XYPN, which challenged the agency on Reg BI, is considering two options: First “is to ask the appeals court to hear the case en banc — which means with all of the appeals court judges and not just the three-person panel who hear our case originally,” Kitces explained.

XYPN “is still weighing whether that’s worthwhile to pursue and whether the court is likely to take it up,” Kitces said.

The second option would be to appeal the case to the Supreme Court.

“While the Supreme Court doesn’t necessarily rule on situations like this where there’s not directly any split decision about fiduciary advice, it is still possible that we can challenge them [the SEC] up to the Supreme Court —just on the fundamental basis that [the court] gave the agency more deference than they should have [and] that they didn’t follow precedents, which exist in other circuits, around how deference to the agencies is determined,” Kitces explained.

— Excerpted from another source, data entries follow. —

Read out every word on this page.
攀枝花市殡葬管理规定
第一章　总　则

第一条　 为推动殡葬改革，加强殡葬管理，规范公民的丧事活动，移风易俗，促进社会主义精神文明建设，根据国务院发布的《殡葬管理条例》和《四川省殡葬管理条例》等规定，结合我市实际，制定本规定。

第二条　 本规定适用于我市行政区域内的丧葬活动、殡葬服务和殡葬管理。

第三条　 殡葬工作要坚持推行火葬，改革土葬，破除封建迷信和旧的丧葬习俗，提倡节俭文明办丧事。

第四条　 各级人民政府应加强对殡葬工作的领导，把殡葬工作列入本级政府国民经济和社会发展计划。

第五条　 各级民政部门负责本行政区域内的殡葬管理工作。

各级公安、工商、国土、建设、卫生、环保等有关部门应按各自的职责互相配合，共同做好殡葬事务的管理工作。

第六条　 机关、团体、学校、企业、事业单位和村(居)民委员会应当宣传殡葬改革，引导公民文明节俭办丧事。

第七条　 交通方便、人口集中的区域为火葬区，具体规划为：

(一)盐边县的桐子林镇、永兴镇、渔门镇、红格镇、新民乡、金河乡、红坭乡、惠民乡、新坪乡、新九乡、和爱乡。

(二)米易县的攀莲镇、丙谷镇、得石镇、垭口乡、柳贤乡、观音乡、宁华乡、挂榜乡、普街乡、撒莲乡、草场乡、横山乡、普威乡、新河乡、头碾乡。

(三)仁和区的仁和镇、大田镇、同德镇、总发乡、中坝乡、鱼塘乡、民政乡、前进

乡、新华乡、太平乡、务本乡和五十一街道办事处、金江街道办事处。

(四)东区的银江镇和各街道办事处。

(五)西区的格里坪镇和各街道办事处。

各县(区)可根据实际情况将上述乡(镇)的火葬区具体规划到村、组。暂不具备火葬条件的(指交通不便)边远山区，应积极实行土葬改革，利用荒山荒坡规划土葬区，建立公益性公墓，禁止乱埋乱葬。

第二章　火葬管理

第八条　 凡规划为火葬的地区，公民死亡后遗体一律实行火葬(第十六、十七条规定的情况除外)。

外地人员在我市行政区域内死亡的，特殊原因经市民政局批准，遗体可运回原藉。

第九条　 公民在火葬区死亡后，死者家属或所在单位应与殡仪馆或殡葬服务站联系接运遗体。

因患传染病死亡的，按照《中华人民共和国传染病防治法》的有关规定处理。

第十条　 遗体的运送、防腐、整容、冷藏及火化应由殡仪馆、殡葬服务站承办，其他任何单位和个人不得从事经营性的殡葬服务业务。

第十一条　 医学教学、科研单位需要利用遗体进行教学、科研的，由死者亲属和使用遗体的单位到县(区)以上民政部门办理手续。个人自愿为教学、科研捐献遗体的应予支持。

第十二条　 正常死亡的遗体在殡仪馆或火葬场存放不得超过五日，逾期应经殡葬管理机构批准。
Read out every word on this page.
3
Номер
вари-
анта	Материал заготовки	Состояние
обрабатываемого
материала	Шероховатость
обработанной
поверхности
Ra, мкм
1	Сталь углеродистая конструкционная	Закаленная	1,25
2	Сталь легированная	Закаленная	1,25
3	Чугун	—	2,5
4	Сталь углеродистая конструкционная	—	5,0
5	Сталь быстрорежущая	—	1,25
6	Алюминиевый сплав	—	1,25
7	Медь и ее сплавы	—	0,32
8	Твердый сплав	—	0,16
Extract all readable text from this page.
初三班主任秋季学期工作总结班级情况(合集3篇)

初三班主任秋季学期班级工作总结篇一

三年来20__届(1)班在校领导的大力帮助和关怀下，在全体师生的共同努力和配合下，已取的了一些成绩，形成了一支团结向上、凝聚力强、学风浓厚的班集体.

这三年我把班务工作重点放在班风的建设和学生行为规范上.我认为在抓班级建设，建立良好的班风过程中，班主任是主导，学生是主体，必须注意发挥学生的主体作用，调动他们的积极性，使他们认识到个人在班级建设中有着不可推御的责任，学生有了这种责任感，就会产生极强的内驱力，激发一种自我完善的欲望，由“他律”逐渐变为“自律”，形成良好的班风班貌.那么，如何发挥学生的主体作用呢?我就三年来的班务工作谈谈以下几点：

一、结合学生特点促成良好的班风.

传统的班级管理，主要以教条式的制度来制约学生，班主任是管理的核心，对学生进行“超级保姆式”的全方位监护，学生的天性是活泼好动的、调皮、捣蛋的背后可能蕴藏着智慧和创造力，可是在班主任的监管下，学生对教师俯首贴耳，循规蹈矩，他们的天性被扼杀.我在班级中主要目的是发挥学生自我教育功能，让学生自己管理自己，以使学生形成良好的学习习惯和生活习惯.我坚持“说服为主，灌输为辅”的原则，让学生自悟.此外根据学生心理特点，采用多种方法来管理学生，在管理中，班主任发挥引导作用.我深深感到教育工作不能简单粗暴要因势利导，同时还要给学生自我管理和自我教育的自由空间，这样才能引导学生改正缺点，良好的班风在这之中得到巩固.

“We’re still weighing our options on if we want to pursue that in full,” he added.

The U.S. Court of Appeals for the 2nd Circuit ruled late Friday afternoon that Section 913(f) of the Dodd-Frank Act grants the Securities and Exchange Commission broad rulemaking authority, “and Regulation Best Interest clearly falls within the discretion granted to the SEC by Congress.”

The court stated that “although Regulation Best Interest may not be the policy that petitioners” XY Planning Network, seven states and the District of Columbia “would have preferred, it is what the SEC chose after a reasoned and lawful rulemaking process.”

Kitces reiterated Monday that XYPN was “not happy to see the ruling itself and how it came out.”

Still, XYPN “certainly appreciate the court’s acknowledgement that both XYPN members and registered investment advisors in general are put at a competitive disadvantage from Regulation Best Interest, that was an essential part of our standing in the case,” he explained.

The court, Kitces said, “did affirm the harm that Regulation Best Interest does to registered investment advisors.”

Kitces added that “if this isn’t a matter that we can resolve with the SEC and the courts, it continues to be a state advocacy issue; we’ve already seen a great number of states challenging Reg BI legally.”

XYPN “will continue to be active with advocacy at the state level around the very basic principle that advice has only ever been and should always be fiduciary,” Kitces said.